Disability-based distinctions involving dependents are protected under the ADA as well. However, the ADA does not require that the coverage accorded dependents be the same in scope as the coverage accorded the employee; the ADA does not require that dependents be accorded the same level of benefit as accorded the employee; and the ADA does not require equal coverage for every type of disability.

As we know, TPAs, employers, and group health plans are always at risk for being challenged by an employee or dependent that is unhappy. Employers simply need to weigh the risks and make sure they are aware of any potential exposure.
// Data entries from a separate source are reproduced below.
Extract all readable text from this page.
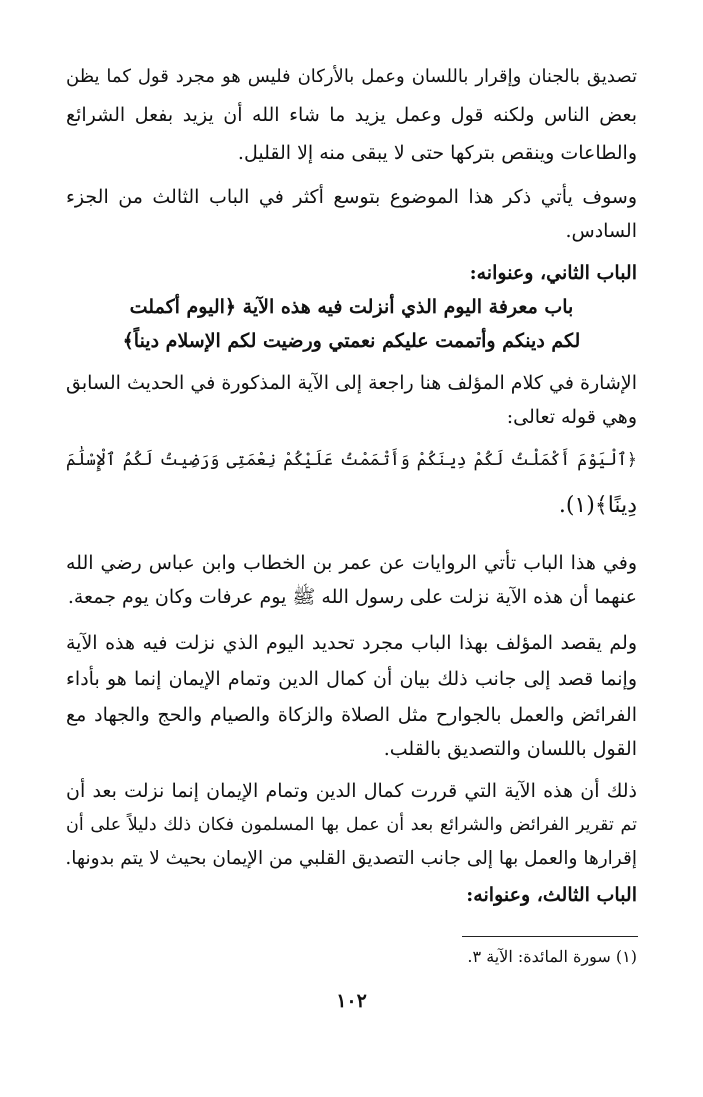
تصديق بالجنان وإقرار باللسان وعمل بالأركان فليس هو مجرد قول كما يظن
بعض الناس ولكنه قول وعمل يزيد ما شاء الله أن يزيد بفعل الشرائع
والطاعات وينقص بتركها حتى لا يبقى منه إلا القليل.
وسوف يأتي ذكر هذا الموضوع بتوسع أكثر في الباب الثالث من الجزء
السادس.
الباب الثاني، وعنوانه:
باب معرفة اليوم الذي أنزلت فيه هذه الآية ﴿اليوم أكملت
لكم دينكم وأتممت عليكم نعمتي ورضيت لكم الإسلام ديناً﴾
الإشارة في كلام المؤلف هنا راجعة إلى الآية المذكورة في الحديث السابق
وهي قوله تعالى:
﴿ٱلْيَوْمَ أَكْمَلْتُ لَكُمْ دِينَكُمْ وَأَتْمَمْتُ عَلَيْكُمْ نِعْمَتِى وَرَضِيتُ لَكُمُ ٱلْإِسْلَٰمَ
دِينًا﴾(١).
وفي هذا الباب تأتي الروايات عن عمر بن الخطاب وابن عباس رضي الله
عنهما أن هذه الآية نزلت على رسول الله ﷺ يوم عرفات وكان يوم جمعة.
ولم يقصد المؤلف بهذا الباب مجرد تحديد اليوم الذي نزلت فيه هذه الآية
وإنما قصد إلى جانب ذلك بيان أن كمال الدين وتمام الإيمان إنما هو بأداء
الفرائض والعمل بالجوارح مثل الصلاة والزكاة والصيام والحج والجهاد مع
القول باللسان والتصديق بالقلب.
ذلك أن هذه الآية التي قررت كمال الدين وتمام الإيمان إنما نزلت بعد أن
تم تقرير الفرائض والشرائع بعد أن عمل بها المسلمون فكان ذلك دليلاً على أن
إقرارها والعمل بها إلى جانب التصديق القلبي من الإيمان بحيث لا يتم بدونها.
الباب الثالث، وعنوانه:
(١) سورة المائدة: الآية ٣.
١٠٢
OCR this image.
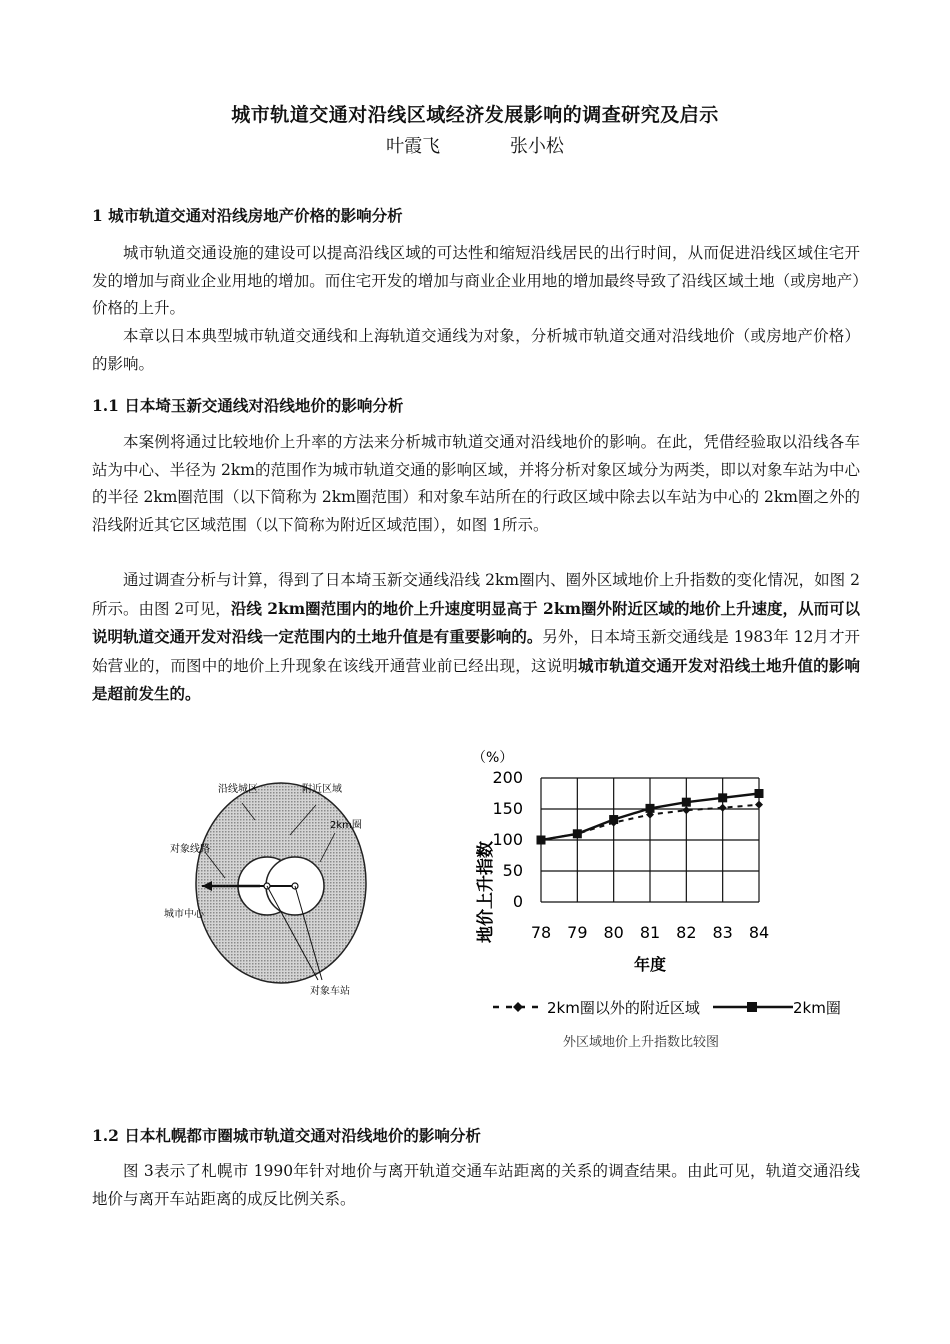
城市轨道交通对沿线区域经济发展影响的调查研究及启示
叶霞飞	张小松
1 城市轨道交通对沿线房地产价格的影响分析

城市轨道交通设施的建设可以提高沿线区域的可达性和缩短沿线居民的出行时间，从而促进沿线区域住宅开发的增加与商业企业用地的增加。而住宅开发的增加与商业企业用地的增加最终导致了沿线区域土地（或房地产）价格的上升。

本章以日本典型城市轨道交通线和上海轨道交通线为对象，分析城市轨道交通对沿线地价（或房地产价格）的影响。

1.1 日本埼玉新交通线对沿线地价的影响分析

本案例将通过比较地价上升率的方法来分析城市轨道交通对沿线地价的影响。在此，凭借经验取以沿线各车站为中心、半径为 2km的范围作为城市轨道交通的影响区域，并将分析对象区域分为两类，即以对象车站为中心的半径 2km圈范围（以下简称为 2km圈范围）和对象车站所在的行政区域中除去以车站为中心的 2km圈之外的沿线附近其它区域范围（以下简称为附近区域范围），如图 1所示。

通过调查分析与计算，得到了日本埼玉新交通线沿线 2km圈内、圈外区域地价上升指数的变化情况，如图 2所示。由图 2可见，沿线 2km圈范围内的地价上升速度明显高于 2km圈外附近区域的地价上升速度，从而可以说明轨道交通开发对沿线一定范围内的土地升值是有重要影响的。另外，日本埼玉新交通线是 1983年 12月才开始营业的，而图中的地价上升现象在该线开通营业前已经出现，这说明城市轨道交通开发对沿线土地升值的影响是超前发生的。

沿线城区	附近区域
2km圈
对象线路
城市中心
对象车站
（%）
地价上升指数
年度
0
50
100
150
200
78 79 80 81 82 83 84
2km圈以外的附近区域	2km圈
外区域地价上升指数比较图
1.2 日本札幌都市圈城市轨道交通对沿线地价的影响分析

图 3表示了札幌市 1990年针对地价与离开轨道交通车站距离的关系的调查结果。由此可见，轨道交通沿线地价与离开车站距离的成反比例关系。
This is yet another great opportunity for TPAs to assist in educating their clients and ensuring that their benefits are drafted in such a way that they are protected or at least aware of potential challenges, and in doing so, it is always prudent to encourage employers to review and consider any other governing documents that might exist that would impact their decision, including but not limited to Human Resource policies and/or procedures, Employee Handbooks, and any Collective Bargaining Agreements.

This article is intended for general informational purposes only. It is not intended as professional counsel and should not be used as such. This article is a high-level overview of regulations applicable to certain health plans. Please seek appropriate legal and/or professional counsel to obtain specific advice with respect to the subject matter contained herein.